10 Tips To Avoid Breast Cancer
The month of October is Breast Cancer Awareness Month. Do you have questions or concerns about the possibility of breast cancer for you or a loved one? In honor of this month and what it stands for, here are Caring.com’s top ten ways to prevent breast cancer.
- Get regular mammograms. It sounds obvious, but you’d be surprised how many women don’t. Last week an Australian study found that women who get regular mammograms had a 4 percent risk of dying of breast cancer; women who weren’t screened had a 56 percent mortality rate. Ready to make that appointment?
- Find out whether you or women close to you have dense breasts. What does this mean? It means the breast cells grow and multiply more rapidly, raising your risk. Plus dense breasts make it harder for a mammogram to “see” through the tissue and detect a tumor. While dense breast tissue is more common in younger women who haven’t yet had children, it’s also hereditary and can affect any woman. I have a dear 43-year-old friend whose breast tumor failed to show up on three years’ worth of mammograms before her doctor finally ordered an MRI. How to find out? Schedule a breast exam and ask your doctor. Also talk to the radiologist who’s administering your mammogram.
- Ask your doctor to recommend other tests. Surprise: Mammograms are only 16 to 40 percent accurate, studies show. Meanwhile, ultrasounds and MRIs can detect breast tumors that may not show up on mammograms. MRIs, the gold standard, are 70 to 100 percent accurate. This fall Dartmouth University published a study showing that MRIs found tumors in 20 percent of patients who’d already “passed” a mammogram or ultrasound. If you have any reason for concern, ask your doctor to refer you for an ultrasound, MRI, or both.
- Know your BMI — and lower it if necessary. Studies show that women whose body mass index (BMI) is at the lower end of the scale for their height lower their risk of breast cancer. Even more important, though, is getting rid of belly fat, which acts like a ‘hormone pump’ releasing estrogen into the bloodstream as well as raising levels of other hormones.
- Get 30 minutes a day of exercise. We all know this is one of the best ways to keep our weight down, but research also shows that activity itself helps prevent cancer by keeping hormone levels healthy. This is important for preventing hormone-fueled breast cancer.
- Limit alcohol to one drink a day — or save it for special occasions.
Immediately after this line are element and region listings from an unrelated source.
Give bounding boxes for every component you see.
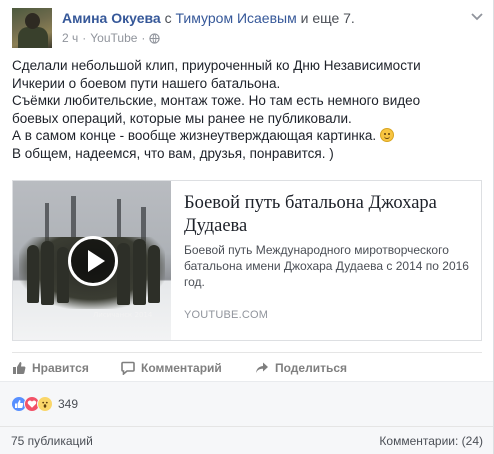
post-line: Съёмки любительские, монтаж тоже. Но там… [12,93,421,109]
post-header: Амина Окуева с Тимуром Исаевым и еще 7. [62,10,355,26]
post-line: Ичкерии о боевом пути нашего батальона. [12,75,281,91]
post-text: Сделали небольшой клип, приуроченный ко … [12,57,482,163]
smile-emoji-icon [379,128,394,143]
reactions-summary[interactable]: 349 [11,396,78,412]
shares-count-link[interactable]: 75 публикаций [11,434,93,448]
post-meta: 2 ч · YouTube · [62,31,161,45]
share-button[interactable]: Поделиться [255,361,347,375]
post-line: А в самом конце - вообще жизнеутверждающ… [12,128,377,144]
divider [0,426,493,427]
with-connector: с [160,10,176,26]
share-label: Поделиться [275,361,348,375]
link-title[interactable]: Боевой путь батальона Джохара Дудаева [184,192,474,238]
post-source[interactable]: YouTube [90,31,137,45]
chevron-down-icon[interactable] [471,12,483,22]
meta-separator: · [82,31,87,45]
author-avatar[interactable] [12,8,52,48]
post-line-with-emoji: А в самом конце - вообще жизнеутверждающ… [12,127,482,145]
video-thumbnail[interactable]: Лисичанск 2014 [13,181,171,340]
post-line: В общем, надеемся, что вам, друзья, понр… [12,145,334,161]
globe-icon[interactable] [149,32,161,44]
tagged-person[interactable]: Тимуром Исаевым [175,10,296,26]
reaction-count[interactable]: 349 [58,397,78,411]
comments-count-link[interactable]: Комментарии: (24) [379,434,483,448]
comment-label: Комментарий [141,361,222,375]
wow-icon [37,396,53,412]
thumbs-up-icon [13,362,26,374]
link-domain: YOUTUBE.COM [184,309,269,321]
feedback-bar: 349 75 публикаций Комментарии: (24) [0,381,493,454]
post-line: Сделали небольшой клип, приуроченный ко … [12,58,421,73]
link-preview-card[interactable]: Лисичанск 2014 Боевой путь батальона Джо… [12,180,482,341]
meta-separator: · [141,31,146,45]
link-description: Боевой путь Международного миротворческо… [184,243,469,289]
like-button[interactable]: Нравится [12,361,89,375]
post-time[interactable]: 2 ч [62,31,78,45]
thumbnail-caption: Лисичанск 2014 [93,311,153,319]
post-line: боевых операций, которые мы ранее не пуб… [12,110,352,126]
comment-icon [121,361,135,375]
tagged-more[interactable]: и еще 7. [297,10,355,26]
like-label: Нравится [32,361,89,375]
play-button-icon[interactable] [68,236,118,286]
comment-button[interactable]: Комментарий [121,361,222,375]
share-arrow-icon [256,362,268,373]
divider [12,352,482,353]
facebook-post: Амина Окуева с Тимуром Исаевым и еще 7. … [0,0,494,454]
author-name[interactable]: Амина Окуева [62,10,161,26]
More than one drink a day is associated with a significant increase in breast cancer risk, and teetotalers have the lowest risk of all. It seems that alcohol boosts the effect of other toxins, such as nicotine from smoking, and can directly damage DNA, leading to cancer.
- Eat those fruits and veggies. Fruits and vegetables rich in plant-based nutrients can both prevent tumors from starting and halt their growth. Examples: Blueberries, Cranberries, Green Tea, Garlic, Broccoli, and many more.
- Quit smoking. Sorry, I know you don’t want to hear it. But there are great new helpful tools to make it easier to quit — and doing so will reduce your risk of not only breast cancer, but lung, colon, and throat cancer too.
- Skip the supplemental soy. Soy contains chemicals called isoflavones, which — when concentrated — act like estrogen in your body, so they can stimulate estrogen-sensitive breast cancer. But it’s soy supplements that are the concern; eating tofu or drinking soy milk is fine unless you’re at specific risk of estrogen-sensitive cancer. Overall, women who eat a diet high in soy have a lower breast cancer risk.
- Don’t take hormones, or limit how long you take them. There’s still plenty of controversy, but most experts agree that long-term use of estrogen and progesterone combination hormone therapy boosts your breast cancer risk. If you or someone you care for is really desperate, ask your doctor to prescribe the lowest possible dose, and plan to use it as a six month respite, and then reevaluate. Five years is considered the maximum time a woman should be on hormones.